Yeti Claw

Mission Control | fleet dispatch

Mission Control banner art for the Yeti Claw fleet map

Mission Control Dispatch | Published May 7, 2026

Yeti Claw fleet map: where each inference lane fits

This is the operator view of the fleet as it exists today. We took the economics dispatch, the Mac mini and Spark text-capacity study, the BeastMode lane benchmark, and the Spark image sweep, then collapsed them into one practical answer: which box should take which work, what each lane costs, and where queueing should start instead of pretending everything is a real-time surface.

Open Summary JSON Download Fleet Map Bundle Back To Mission Control
Cheapest local lane Mac mini

$0.110/h 24x7 with the lowest measured text-token cost in the fleet.

Only proven image lane Spark

8 of 10 open-source image models completed in the concurrent burst study.

Fastest BeastMode lane Chewbacuh

10.37s baseline latency with a flat throughput plateau around 0.098 rps.

Spark premium text band 2

Two simultaneous conversations stay in the premium responsiveness zone before queueing dominates.

Executive read

What the fleet map says in plain language

  • Use the Mac mini as the default public text lane when you want the best cost-to-latency ratio on a small box.
  • Use DGX Spark whenever the job is image-first, multimodal, or premium enough to justify the more expensive but more capable box.
  • Use Chewbacuh as the first BeastMode overflow lane when the Mac mini is saturated or when you want dedicated public-route capacity on ESXi.
  • Use LiL-Beastly when the larger 14B lane is worth the extra wait time. It is an availability lane, not the cheap real-time lane.

Lane map

The fleet at a glance

Mac mini

Default

The strongest small-surface economics play in the fleet and the least dramatic operator lane for public text.

24x7 cost$0.110/h
Validated band4+
Representative tok/s47.77
$ / 1M tok$0.64

Use it for: everyday chat, premium low-latency text, and the cheapest local inference in the current fleet.

DGX Spark

Multimodal

The only lane with benchmark-proven image-generation coverage and still a strong text lane when the workload stays busy.

24x7 cost$0.254/h
Text band2 / 4 / 8
Image sweep8 / 10
$ / 1M tok$1.68

Use it for: image generation, multimodal experiments, and premium shared text where queueing is acceptable past two live sessions.

Chewbacuh

Overflow

The faster of the two ESXi text workers, useful for public-route overflow and queue-friendly text traffic.

VM shape8 / 48
Baseline latency10.37s
Throughput plateau0.098 rps
$ / 1M tok*$1.04

Use it for: supplemental public text capacity once the primary small-box lane is saturated.

LiL-Beastly

14B Lane

The heavier ESXi worker. Stable, but deliberately slower because the larger model is the point.

VM shape12 / 96
Baseline latency21.20s
Throughput plateau0.051 rps
$ / 1M tok*$3.98

Use it for: larger-model availability where users will tolerate queue-heavy behavior in exchange for model quality.

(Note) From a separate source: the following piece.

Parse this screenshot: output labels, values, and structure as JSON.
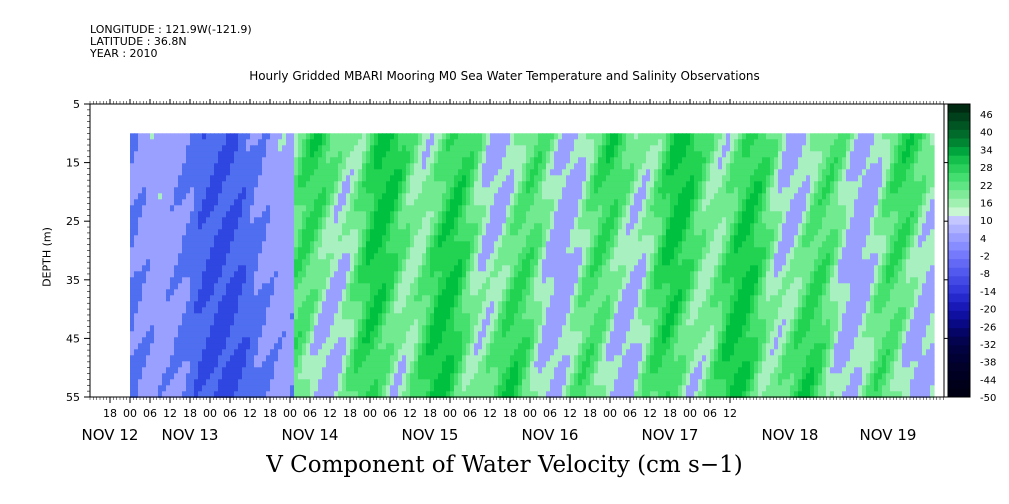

* BeastMode token economics are lower-bound capital-only estimates because this management path does not expose clean per-host watt telemetry.

Routing matrix

What should take which job

Scenario Primary lane Fallback lane Why
Fast public chat Mac mini Chewbacuh Best cost-to-latency ratio with the least operational drama.
Shared premium text DGX Spark Mac mini Spark remains strong for text as long as the live band stays small.
Larger-model public text LiL-Beastly Chewbacuh The 14B lane exists for model availability, not for cheapest real-time output.
Image generation DGX Spark Queue on Spark No other current public lane has benchmark-proven image-generation coverage.
Burst traffic / overflow Chewbacuh LiL-Beastly BeastMode turns spare ESXi capacity into a shared text safety valve.

Series bridge

The four reports that shape this map

Cloud vs. local inference economics

The buy-vs-rent model: local hourly cost, breakeven windows, and token-normalized economics.

Open article PDF

Mac mini vs DGX Spark text capacity

The concurrency study that defines the comfort band for the two primary text boxes.

Open article PDF

Chewbacuh vs LiL-Beastly

The ESXi lane benchmark that tells us when BeastMode is useful and when it is just queueing.

Open article PDF

DGX Spark image model sweep

The evidence that Spark is more than a text box and where its queue-design pressure begins.

Open article PDF

Operator playbook

How this should change product behavior

  • Default the main public text experience to the Mac mini unless a route explicitly needs a BeastMode or Spark lane.
  • Queue image jobs on Spark instead of treating them like synchronous chat replies, because the image sweep proved that model times vary wildly.
  • Expose BeastMode as deliberate routing, not hidden magic. Users should understand when they are choosing the faster 8B lane versus the slower 14B lane.
  • Use Spark for premium multimodal and image-heavy flows, then use Mission Control data to justify when the queue should widen or when new hardware is warranted.